Wo alle dasselbe denken, wird höchstens gemeint, aber nicht gedacht.
Egoismus – das bewährteste Gefrierfach für die Moral.
Wo der Zweifel zum kollektiven Gesellschaftsspiel geworden ist, kann der Glaube natürlich nur als Spielverderber angesehen werden.

2005

Wir haben uns die Laus der Gleichgültigkeit in den Pelz gesetzt.

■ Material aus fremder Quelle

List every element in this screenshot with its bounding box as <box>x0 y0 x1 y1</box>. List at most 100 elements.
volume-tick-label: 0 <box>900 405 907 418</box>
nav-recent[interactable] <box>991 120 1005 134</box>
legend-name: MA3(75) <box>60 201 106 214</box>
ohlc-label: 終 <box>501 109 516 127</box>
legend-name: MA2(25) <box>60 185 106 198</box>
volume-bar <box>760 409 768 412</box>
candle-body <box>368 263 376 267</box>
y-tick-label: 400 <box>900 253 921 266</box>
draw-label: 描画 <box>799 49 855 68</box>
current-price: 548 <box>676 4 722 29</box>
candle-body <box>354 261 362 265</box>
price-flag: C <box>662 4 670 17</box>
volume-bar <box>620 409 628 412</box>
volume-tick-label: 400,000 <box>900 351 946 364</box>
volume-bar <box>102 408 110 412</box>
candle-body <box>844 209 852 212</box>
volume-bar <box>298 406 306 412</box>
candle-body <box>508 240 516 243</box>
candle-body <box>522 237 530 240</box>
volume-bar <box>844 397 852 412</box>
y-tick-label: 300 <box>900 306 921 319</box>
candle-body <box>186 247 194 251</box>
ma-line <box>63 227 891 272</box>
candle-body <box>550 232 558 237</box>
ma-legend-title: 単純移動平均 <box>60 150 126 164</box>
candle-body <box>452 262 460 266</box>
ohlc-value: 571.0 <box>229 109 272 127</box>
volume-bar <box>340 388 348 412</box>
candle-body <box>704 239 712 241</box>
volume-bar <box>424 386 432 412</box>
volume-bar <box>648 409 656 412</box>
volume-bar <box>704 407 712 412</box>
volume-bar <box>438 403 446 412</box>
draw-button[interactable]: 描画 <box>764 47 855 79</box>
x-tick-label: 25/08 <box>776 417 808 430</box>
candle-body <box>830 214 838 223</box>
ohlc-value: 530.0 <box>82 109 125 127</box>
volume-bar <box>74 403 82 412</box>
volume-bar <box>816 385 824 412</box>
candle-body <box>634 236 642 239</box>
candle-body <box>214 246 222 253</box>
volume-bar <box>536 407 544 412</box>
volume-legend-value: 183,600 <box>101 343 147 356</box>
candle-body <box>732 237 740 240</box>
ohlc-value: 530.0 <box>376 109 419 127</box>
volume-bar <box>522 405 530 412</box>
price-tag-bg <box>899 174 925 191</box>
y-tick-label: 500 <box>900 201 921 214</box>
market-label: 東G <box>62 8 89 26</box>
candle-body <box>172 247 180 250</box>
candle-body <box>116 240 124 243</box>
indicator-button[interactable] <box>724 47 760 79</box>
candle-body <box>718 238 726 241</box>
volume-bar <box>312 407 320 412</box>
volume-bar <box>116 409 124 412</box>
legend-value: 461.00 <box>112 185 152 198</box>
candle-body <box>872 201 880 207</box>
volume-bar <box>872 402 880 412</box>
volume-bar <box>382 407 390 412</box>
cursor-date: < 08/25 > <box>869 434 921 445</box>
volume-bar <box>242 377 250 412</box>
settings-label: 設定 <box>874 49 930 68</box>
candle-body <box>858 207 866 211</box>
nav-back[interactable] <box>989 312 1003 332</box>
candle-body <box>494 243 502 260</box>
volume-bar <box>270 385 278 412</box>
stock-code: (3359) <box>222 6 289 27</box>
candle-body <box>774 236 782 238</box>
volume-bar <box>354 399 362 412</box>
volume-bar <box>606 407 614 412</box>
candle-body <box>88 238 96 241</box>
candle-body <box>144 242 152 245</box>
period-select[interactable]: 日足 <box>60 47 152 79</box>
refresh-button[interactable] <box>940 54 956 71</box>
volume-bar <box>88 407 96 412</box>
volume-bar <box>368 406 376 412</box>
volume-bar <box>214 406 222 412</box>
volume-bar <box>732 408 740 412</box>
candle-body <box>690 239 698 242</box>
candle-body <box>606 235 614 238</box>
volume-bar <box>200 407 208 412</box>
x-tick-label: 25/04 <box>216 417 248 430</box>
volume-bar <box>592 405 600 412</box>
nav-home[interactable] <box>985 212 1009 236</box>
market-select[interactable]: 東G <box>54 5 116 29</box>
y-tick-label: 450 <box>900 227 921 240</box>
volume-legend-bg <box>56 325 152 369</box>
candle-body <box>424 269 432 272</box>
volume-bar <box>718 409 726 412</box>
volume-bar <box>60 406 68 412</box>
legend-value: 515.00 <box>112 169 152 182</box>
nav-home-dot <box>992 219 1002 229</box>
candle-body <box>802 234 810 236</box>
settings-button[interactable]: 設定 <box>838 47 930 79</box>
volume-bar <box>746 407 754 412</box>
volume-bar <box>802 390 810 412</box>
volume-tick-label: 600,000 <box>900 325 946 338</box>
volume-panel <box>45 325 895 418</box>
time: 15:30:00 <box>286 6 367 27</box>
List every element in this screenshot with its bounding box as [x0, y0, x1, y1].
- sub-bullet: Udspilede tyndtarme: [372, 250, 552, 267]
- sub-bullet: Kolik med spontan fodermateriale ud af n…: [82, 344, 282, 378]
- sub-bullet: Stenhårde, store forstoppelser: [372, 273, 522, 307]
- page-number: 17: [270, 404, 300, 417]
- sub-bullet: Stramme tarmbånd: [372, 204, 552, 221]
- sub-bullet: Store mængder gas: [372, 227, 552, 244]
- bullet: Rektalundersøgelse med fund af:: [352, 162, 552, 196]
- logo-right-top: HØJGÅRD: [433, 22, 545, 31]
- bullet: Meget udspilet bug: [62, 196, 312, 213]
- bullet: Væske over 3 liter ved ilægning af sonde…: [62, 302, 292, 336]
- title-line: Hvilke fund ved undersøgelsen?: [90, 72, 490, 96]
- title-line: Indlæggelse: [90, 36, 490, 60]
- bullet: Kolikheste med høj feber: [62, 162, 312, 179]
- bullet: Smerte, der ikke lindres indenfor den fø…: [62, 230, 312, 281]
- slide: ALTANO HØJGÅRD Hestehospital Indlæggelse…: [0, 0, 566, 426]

Wenn sie sich sattgefressen hat, bleibt nur noch ein riesiges Loch namens Resignation übrig.
„Ich habe mir nichts vorzuwerfen“, heißt grundsätzlich: „Ich habe nicht die leiseste Ahnung von mir selbst“.
Das Prinzip Zweifel wird derzeit gerne mit Intelligenz verwechselt.
Wer staunt gähnt nicht.

2006

„Im Seichten kann man zwar nicht ertrinken“, wie Helmut Thoma einmal schrieb, aber verdursten durchaus!
Verzichten ist rechtzeitiges Einüben ins Sterben.
Zentnerlasten fühlen sich anscheinend auf den Schultern von Menschen am wohlsten. Fragt sich nur, ob daran der Mensch oder die Last schuld ist.
Wie wohltuend, wenn jemand wenigstens nur einer Meinung ist.
Die unterentwickelten Länder sind arm - die überentwickelten ärmer.
Fahnen und Parolen sind Liebespaare. Ihre Hochzeit feiern sie gewöhnlich auf Kriegsschauplätzen.
Frohsinn, das ist der Sinn, auch über nichts froh sein zu können.

2007

Einsichtslose Leute bleiben aussichtslose Fälle. Oder doch nicht?
Vernunft ist von intaktem Gewissen gesteuerter Verstand.
Humor ohne Liebe ist Zynismus.
Die Bibel: ohne Zweifel das Fitnessstudio für unseren Geist.
Spaß ist Freude in Lumpen.
Kultur ist nicht die Kuschelecke für nostalgische Gemüter oder Frostschutzmittel gegen die humanitäre Eiszeit.
Typisch für die Dekadenz ist, dass sie auch noch an sich selber Freude hat.
Unveräußerliche Werte und Kultur sind identisch.
Die Adrenalinstoß-Küche der Massenmedien weiß fast schon nicht mehr, womit sie überhaupt noch stoßen soll.

2008

Wir sind auf Grund unserer unsterblichen Daseinspraxis Hamster im Laufrad.
Günter Eich fordert von uns: "Seid Sand und nicht Öl im Getriebe der Welt." - Nach diesem "Sand" brauchen wir nicht lange zu suchen. Er steht uns in der Wahrheit überreichlich zur Verfügung.

2009

Überzeugungen können nicht den Mund halten.
Ein Dilemma der Künste: Wer nur Stil hat, kopiert sich selbst, und wer keinen hat, andere.
Anmutige Kunst, warum nicht, mutige dagegen unbedingt.
Mode im visuellen Bereich: die Hure der Ästhetik.